Der Appell ist unüberhörbar

So nicht! Seit vergangenem Freitag unterschreibt die Schweiz einen dringlichen Appell für die konsequente Umsetzung der Pflegeinitiative.

Über 140’000 Unterschriften sind bereits eingegangen. Sie sind ein deutliches Signal: Die Bevölkerung erwartet Taten – keine weiteren Ausreden.

Denn: Wer die Pflegeinitiative ernst nimmt, muss jetzt handeln. Alles andere ist Wortbruch gegenüber der Bevölkerung. Und gegenüber jenen, die jeden Tag für uns da sind, wenn wir sie brauchen.

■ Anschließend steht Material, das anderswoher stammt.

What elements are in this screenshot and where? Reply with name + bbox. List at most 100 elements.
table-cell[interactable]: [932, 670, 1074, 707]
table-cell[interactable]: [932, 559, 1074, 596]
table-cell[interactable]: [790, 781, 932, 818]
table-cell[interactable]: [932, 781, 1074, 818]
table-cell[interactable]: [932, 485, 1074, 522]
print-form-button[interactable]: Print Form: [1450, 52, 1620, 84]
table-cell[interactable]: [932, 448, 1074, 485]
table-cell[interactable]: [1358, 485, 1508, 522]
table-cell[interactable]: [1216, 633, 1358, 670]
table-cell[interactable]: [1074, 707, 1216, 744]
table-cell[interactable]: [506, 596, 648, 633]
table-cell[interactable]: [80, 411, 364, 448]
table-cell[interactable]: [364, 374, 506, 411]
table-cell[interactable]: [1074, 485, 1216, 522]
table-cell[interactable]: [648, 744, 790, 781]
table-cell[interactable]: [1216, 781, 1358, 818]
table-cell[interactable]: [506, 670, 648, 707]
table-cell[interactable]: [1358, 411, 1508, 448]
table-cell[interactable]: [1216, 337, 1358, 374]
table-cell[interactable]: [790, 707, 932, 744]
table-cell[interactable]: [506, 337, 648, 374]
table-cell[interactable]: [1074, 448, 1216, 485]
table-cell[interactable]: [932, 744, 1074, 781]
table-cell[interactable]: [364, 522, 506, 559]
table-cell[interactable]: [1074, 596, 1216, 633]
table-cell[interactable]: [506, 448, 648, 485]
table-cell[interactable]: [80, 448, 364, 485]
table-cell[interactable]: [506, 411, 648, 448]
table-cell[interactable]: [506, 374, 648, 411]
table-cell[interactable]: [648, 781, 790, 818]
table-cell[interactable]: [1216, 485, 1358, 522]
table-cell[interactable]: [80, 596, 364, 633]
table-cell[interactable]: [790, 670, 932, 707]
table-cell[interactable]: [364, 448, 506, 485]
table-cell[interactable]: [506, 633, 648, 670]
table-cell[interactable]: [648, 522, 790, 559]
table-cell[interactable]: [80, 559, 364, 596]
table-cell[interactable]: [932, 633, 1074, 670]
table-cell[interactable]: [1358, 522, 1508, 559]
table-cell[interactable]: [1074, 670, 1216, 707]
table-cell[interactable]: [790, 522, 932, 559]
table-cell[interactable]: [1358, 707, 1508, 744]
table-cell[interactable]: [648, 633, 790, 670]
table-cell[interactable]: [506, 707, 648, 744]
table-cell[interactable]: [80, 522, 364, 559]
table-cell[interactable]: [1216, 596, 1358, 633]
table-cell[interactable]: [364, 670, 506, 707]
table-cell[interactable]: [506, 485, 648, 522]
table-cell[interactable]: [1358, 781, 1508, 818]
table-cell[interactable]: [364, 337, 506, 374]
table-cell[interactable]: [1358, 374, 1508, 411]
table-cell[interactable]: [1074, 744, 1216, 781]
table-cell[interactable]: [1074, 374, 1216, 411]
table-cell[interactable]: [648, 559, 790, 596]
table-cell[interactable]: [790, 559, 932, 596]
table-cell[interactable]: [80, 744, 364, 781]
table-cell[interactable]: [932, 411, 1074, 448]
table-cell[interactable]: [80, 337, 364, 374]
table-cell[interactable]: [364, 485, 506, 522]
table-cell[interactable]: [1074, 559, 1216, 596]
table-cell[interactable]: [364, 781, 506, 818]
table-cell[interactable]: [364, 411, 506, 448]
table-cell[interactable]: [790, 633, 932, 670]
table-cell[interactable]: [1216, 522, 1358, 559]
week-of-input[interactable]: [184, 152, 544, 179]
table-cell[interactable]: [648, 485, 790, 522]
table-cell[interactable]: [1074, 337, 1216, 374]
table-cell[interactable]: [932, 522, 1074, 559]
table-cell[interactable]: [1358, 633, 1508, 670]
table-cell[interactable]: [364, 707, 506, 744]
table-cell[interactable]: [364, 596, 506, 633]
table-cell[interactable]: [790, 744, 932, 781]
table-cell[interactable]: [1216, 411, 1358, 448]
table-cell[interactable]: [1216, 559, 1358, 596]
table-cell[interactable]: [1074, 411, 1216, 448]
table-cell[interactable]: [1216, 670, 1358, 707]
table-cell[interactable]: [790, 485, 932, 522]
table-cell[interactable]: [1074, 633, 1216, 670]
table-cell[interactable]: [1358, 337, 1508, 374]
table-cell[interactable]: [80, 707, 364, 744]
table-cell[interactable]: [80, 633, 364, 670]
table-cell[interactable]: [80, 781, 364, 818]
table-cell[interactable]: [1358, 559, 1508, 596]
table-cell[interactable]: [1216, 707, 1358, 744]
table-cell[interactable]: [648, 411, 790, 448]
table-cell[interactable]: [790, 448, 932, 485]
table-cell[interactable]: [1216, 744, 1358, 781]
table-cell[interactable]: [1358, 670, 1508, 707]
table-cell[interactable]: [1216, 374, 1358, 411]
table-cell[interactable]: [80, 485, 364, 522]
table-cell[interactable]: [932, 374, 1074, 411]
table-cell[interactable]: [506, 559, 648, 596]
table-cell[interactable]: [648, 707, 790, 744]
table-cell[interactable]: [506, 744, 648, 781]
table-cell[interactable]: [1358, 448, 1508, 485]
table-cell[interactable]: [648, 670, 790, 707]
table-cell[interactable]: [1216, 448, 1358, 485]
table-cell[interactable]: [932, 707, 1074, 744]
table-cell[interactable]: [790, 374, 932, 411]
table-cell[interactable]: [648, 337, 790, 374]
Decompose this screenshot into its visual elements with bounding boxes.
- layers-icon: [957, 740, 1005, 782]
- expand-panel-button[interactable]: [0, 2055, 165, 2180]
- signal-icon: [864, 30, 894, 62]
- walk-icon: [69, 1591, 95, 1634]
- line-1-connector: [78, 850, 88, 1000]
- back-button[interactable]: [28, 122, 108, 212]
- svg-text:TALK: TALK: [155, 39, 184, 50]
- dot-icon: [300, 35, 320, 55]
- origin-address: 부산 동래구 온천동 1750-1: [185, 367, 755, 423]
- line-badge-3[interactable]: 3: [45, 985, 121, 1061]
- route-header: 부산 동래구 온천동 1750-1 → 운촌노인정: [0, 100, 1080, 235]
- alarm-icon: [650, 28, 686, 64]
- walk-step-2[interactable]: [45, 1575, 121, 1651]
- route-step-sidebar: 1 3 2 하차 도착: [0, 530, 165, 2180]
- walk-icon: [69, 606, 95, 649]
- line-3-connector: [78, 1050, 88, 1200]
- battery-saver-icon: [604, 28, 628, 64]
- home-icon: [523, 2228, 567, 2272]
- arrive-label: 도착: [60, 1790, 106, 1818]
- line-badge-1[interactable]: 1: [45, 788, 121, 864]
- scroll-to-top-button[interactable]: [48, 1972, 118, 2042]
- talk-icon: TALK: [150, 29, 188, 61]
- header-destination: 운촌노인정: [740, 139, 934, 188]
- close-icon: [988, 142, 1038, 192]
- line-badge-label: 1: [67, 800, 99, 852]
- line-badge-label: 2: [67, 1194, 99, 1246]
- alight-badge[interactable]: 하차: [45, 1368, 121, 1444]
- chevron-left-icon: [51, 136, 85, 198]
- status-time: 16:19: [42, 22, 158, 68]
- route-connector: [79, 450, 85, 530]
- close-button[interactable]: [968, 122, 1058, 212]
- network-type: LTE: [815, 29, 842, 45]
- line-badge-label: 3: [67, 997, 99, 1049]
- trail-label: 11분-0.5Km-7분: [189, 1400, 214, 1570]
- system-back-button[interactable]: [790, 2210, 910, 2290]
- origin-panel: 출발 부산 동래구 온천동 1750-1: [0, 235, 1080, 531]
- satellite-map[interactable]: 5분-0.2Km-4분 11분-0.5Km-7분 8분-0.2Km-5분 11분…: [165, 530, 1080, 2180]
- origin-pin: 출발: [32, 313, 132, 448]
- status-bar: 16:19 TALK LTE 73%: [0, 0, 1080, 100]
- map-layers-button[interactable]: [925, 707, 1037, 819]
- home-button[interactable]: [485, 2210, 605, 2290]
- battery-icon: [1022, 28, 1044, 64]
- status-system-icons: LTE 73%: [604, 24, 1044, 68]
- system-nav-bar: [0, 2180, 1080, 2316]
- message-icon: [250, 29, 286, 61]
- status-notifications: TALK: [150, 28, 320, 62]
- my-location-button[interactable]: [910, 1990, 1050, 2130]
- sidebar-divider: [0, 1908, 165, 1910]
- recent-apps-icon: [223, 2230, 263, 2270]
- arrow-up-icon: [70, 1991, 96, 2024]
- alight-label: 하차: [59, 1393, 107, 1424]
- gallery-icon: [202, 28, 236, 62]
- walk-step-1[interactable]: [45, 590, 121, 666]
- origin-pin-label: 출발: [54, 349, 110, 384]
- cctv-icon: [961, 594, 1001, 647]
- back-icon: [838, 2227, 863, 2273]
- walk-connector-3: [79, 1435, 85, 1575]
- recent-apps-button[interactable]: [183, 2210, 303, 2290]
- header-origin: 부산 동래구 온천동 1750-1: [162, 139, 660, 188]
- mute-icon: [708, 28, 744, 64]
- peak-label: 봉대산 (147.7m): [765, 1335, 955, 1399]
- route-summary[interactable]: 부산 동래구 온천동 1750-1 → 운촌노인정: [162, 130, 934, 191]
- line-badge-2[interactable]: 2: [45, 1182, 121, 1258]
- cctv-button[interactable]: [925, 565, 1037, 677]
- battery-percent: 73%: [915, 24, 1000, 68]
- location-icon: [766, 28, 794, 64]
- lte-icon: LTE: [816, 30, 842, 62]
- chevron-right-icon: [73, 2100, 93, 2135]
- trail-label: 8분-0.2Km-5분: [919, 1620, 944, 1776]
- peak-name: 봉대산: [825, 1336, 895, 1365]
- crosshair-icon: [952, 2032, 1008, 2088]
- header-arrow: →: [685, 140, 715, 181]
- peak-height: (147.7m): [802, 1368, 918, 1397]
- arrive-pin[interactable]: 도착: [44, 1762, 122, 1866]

Im Frühling kommt es zum grossen Showdown im Nationalrat.

Zur Person

Patrick Hässig (46) sitzt seit 2023 für die GLP im Nationalrat. Er ist Mitglied der Kommission für Soziale Sicherheit und Gesundheit (SGK) des Nationalrates. Er ist wohnhaft in der Stadt Zürich und arbeitet als diplomierter Pflegefachmann HF auf einem Kindernotfall. Für Nau.ch schreibt er regelmässig Kolumnen.

Kommentare

User #3996 (nicht angemeldet)

Wären alle Gesundheitsberufe in die Pflegeinitiiative involviert gewesen (Neben Pflege auch Physio, Ergo, Geburtshilfe, Radiologietechniker, Ernährung- und Diätetik-Fachkräfte, dann wäre das Spitalwesen und dessen Finanzierung längst reorganisiert. Egoistischer Alleingang der Pflege provoziert politische Abwehr und führt ins Nirvana.

User #5728 (nicht angemeldet)

Max. Alter einfach auf 75 setzen. Dafür nur bis 50 arbeiten. Mann und Frau leben dann ungefähr gleicht lang. Mit 50 ist man noch rüstiger als mit 65. Die Altersarbeitslosigkeit geht dann vermutlich zurück. Und man weiss, wann man abtreten muss.